What could be best-practice for dense, weighted graph?

Hi! I am excited to recently learn about graph-tool and especially the discussion concerning the comparison between “descriptive” and “inferential” methods for community detection methods.

Here is a challenge I am facing when I try to apply the “stochastic block model” method to my project:

  • I have a network which is quite dense (undirected with a density of 0.86), and the topological pattern of the network is mainly shown through difference in edge weight.
  • In such a network, the edge weight is the number of interactions between nodes in a given timeperiod. In other words, an edge that doesn’t exist is a similar concept to an edge with a weight of 0. (I learnt in some other cases this might not be the case)
  • I applied the minimize_blockmodel_dl() but the result is not very good.
  • I have tried different assumptions about weight definitions (i.e. normal and exponential for real-value weights), and also “refinement” as mentioned in the documentation, but the result is not very good.

My question is: What is the best practice to apply minimize_blockmodel_dl() to a network like mine? I have some tentative solutions in mind:

  • Model simplification: We can see how a part of the stochastic block model is no longer very meaningful in my case (i.e. P(A| b, \theta)), and maybe we can avoid it to make mode focus more on the weight difference? For example, maybe the following code does the trick?
state = gt.minimize_blockmodel_dl(
    g,
    state_args=dict(
        recs=[G_gt.ep.weight],
        rec_types=["real-exponential"],
    ),
    multilevel_mcmc_args=dict(entropy_args=dict(adjacency=False)
    ),
)
  • Weight distribution tuning: We can try to get a better interpretation of the weights with the model, by explicitly provide the distribution parameters? For example, in my case, the best fit of weights is achieved with a gamma distribution (alpha~=0.002, beta~=400). Maybe we should provide that to the function as rec_params.
  • Network filtering: Maybe it’s not even a good idea to apply SBM to a dense network, as we are missing quite some statistical power from modeling whether a link exists or not?
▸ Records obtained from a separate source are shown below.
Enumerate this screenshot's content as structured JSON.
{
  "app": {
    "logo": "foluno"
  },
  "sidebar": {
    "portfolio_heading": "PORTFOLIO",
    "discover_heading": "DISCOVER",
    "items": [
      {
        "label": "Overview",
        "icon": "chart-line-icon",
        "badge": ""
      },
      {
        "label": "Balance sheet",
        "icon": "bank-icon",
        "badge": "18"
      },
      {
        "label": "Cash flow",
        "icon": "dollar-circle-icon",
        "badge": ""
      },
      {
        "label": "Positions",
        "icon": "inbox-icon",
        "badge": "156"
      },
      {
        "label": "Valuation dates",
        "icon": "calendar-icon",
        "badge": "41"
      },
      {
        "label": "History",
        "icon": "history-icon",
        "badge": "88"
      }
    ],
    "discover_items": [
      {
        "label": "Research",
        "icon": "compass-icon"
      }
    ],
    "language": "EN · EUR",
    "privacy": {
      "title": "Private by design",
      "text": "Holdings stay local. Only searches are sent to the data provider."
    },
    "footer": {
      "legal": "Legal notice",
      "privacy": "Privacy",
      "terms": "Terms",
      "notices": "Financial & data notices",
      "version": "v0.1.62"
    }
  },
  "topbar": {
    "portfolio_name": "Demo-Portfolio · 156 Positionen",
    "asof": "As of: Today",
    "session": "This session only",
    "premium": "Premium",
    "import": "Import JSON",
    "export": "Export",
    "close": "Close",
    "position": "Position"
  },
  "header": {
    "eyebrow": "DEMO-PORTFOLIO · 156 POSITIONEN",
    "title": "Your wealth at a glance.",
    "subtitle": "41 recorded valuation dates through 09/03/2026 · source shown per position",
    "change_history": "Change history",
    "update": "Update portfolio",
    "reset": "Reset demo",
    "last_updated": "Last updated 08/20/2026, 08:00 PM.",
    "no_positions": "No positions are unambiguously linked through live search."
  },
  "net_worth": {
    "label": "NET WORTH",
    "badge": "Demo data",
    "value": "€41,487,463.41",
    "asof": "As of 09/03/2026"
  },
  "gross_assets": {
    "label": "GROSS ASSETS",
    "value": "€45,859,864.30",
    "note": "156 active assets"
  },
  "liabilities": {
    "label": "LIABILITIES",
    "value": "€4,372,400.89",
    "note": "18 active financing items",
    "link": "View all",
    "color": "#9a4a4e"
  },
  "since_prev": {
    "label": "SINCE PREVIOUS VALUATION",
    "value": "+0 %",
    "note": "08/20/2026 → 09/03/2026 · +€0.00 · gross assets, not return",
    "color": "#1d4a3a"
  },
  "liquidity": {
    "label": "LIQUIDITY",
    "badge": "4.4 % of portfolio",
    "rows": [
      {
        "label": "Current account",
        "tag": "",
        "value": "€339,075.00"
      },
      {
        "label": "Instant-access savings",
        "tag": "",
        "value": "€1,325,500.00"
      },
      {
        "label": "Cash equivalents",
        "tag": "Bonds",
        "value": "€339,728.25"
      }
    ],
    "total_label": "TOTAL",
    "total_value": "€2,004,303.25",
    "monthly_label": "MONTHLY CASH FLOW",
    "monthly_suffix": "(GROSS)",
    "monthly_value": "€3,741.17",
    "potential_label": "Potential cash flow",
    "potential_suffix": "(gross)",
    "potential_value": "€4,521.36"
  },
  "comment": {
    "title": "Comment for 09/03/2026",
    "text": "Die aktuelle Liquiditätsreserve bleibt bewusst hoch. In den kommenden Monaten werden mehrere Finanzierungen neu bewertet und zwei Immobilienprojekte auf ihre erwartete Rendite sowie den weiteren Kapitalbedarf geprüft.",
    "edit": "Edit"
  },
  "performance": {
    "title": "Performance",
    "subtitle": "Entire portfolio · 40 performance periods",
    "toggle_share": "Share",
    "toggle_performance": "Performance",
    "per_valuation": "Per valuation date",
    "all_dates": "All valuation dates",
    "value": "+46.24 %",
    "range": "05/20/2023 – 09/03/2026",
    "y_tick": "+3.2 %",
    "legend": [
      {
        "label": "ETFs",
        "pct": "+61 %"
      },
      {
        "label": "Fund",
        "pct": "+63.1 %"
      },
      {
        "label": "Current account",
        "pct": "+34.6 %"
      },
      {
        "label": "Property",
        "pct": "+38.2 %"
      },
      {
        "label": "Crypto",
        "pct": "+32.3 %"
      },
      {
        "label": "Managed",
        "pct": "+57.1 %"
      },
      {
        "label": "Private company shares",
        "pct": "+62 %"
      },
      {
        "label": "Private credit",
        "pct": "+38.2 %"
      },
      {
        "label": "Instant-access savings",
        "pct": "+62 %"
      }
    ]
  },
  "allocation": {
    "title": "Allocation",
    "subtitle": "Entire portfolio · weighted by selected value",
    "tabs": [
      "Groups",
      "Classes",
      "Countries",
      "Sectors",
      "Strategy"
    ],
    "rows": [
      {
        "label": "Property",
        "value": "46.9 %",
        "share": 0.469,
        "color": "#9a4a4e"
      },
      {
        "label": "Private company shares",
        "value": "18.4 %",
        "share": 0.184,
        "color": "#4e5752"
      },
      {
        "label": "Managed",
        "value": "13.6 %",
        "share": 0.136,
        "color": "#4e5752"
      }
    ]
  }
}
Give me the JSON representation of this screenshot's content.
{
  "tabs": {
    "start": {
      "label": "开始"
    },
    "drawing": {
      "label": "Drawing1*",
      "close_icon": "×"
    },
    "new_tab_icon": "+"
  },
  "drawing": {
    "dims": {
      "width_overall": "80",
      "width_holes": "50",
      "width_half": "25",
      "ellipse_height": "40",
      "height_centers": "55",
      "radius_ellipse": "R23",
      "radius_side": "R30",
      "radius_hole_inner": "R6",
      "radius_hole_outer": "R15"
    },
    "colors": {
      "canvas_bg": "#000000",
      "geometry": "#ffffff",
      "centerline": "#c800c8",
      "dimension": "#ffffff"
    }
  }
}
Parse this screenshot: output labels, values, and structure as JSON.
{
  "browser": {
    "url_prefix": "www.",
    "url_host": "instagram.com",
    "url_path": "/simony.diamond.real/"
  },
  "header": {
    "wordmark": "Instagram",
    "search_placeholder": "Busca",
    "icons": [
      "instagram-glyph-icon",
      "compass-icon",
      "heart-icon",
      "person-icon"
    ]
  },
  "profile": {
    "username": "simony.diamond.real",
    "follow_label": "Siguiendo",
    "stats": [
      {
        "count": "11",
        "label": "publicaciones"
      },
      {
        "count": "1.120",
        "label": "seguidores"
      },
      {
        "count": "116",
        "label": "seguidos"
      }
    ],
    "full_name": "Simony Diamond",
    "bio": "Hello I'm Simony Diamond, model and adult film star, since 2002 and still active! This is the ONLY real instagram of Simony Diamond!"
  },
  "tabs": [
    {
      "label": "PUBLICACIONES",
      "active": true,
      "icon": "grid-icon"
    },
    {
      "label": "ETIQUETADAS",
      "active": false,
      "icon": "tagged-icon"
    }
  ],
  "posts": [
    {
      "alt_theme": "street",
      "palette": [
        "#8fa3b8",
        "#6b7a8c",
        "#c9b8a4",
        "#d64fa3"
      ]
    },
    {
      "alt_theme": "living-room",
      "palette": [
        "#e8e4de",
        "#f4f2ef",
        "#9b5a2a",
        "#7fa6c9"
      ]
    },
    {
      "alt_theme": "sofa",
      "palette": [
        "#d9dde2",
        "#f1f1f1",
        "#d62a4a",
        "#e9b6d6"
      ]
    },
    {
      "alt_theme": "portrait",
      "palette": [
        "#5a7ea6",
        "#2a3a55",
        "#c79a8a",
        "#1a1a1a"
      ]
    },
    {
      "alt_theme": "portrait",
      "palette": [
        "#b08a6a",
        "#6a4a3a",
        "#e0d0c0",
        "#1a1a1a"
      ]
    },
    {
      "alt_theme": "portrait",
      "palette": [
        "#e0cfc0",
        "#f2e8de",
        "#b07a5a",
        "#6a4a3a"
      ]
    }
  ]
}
Let me know if you guys have any insights concerning the above, or if there is even more signficant flaw in how I am conducting this analysis.


Supplement Information
How do I know the “result is not very good”?
I build a synthetic benchmark B that is representative of original G.

  • B has the same number of nodes, same number of edges and same sequence of weights, as G.
  • I assume a certain number of communities (empirical estimate) in B and randomly generate the community partition: community_assignments = np.random.choice(range(1, C + 1), size=N, replace=True)
  • I assume B is fully connected. I order the weight sequence from largest to the smallest. I retrieve weight values and assign weights to internal connections first. After all internal connections have been associated with a weight, I assign the rest of the weights to external connections.
  • I apply community detection algorithm to see if the generated partition is discovered by the algorithm.
  • “Descriptive method” can find the generated parition (e.g. normalized mutual information = 1), but my attempt of minimize_blockmodel_dl() leads to more communities than expected and lower normalized mutual information (~=0.7)

Unfortunately, it’s not possible to provide a solution to your problem or an answer to your question with the information provided.

To enable us to understand the situation, you need to provide a minimal working example that shows the problem.

This is very important! If you provide us only the part of the code that you believe causes the problem, or a vague description, then it is not possible to understand the context that may have contributed to it.

You need to provide us a complete example that runs and reproduces the problem you are observing.

In particular, you gave only a very broad description of how your data was generated and what you considered to be good result, but you have not explained how you tried to fit the SBM, i.e. what parameters you used.

You also make some statements that seem contradictory. You say that your weights are integer counts (i.e. “number of interactions”) but that you tried to use models for continuous (i.e. real) values. Why not use the discrete distributions?

Please try to produce a minimal working example.